Step 11: Create your admin account

Navigate to https://yourdomain.com/ghost/ in your browser. The setup wizard will prompt you to create your admin account. Complete this immediately; the setup page is open to anyone until you do.

If mail is configured correctly, Ghost will send a device verification email on first login. Confirm it, and you’re in.

Performance tuning

Gzip compression

If not already enabled in your proxy config:

gzip on;
gzip_types text/plain text/css application/json application/javascript text/xml application/xml text/javascript;
gzip_min_length 1000;

Backups

For a complete backup strategy, include:

  • Content directory: /var/www/ghost/content (themes, images, settings)
  • Database: Schedule regular MariaDB dumps with mysqldump ghost_prod
  • Ghost export: The admin panel also offers a JSON export under Settings > Labs

Include both the content directory and database dump in your regular backup schedule (e.g.
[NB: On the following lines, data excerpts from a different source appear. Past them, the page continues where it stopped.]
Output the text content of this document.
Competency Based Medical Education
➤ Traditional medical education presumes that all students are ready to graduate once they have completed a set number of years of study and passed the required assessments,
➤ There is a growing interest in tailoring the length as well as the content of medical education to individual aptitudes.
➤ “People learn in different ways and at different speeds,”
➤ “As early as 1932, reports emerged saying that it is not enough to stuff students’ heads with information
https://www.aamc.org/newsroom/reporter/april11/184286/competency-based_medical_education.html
Kopia with off-site storage).

Updating Ghost

Updates are handled through the Ghost CLI:

su - ghostadmin
cd /var/www/ghost
ghost update

Since the ghostadmin user has no sudo access, the CLI may report warnings about systemd, but the update itself will complete. Restart the service manually afterwards if needed:

# As root
systemctl restart ghost_yourdomain-com

Summary

This guide covered a complete production Ghost setup on Debian 13 with Incus containerization and Nginx reverse proxy SSL termination. The key takeaways:

  1. Use MariaDB with 127.0.0.1 as the database host to avoid the Node.js 22 IPv6 preference issue.
  2. Do not install Nginx inside the Ghost container; the outer proxy handles all HTTP traffic.
  3. Skip the Ghost CLI’s Nginx, SSL, and systemd setup; create the systemd service manually to avoid granting sudo to a service account.
  4. Bind Ghost to 0.0.0.0 so it’s reachable from the proxy container.
  5. Add your domain to /etc/hosts pointing to 127.0.0.1 to prevent Ghost’s internal self-callbacks from creating a 5+ second latency penalty on every page load.
  6. Configure SMTP mail before creating your admin account. Ghost’s staff device verification requires working email; without it, you will be silently locked out of the admin panel.

With these steps, you get a clean, fast, maintainable Ghost installation that integrates naturally into an existing Incus and Nginx infrastructure.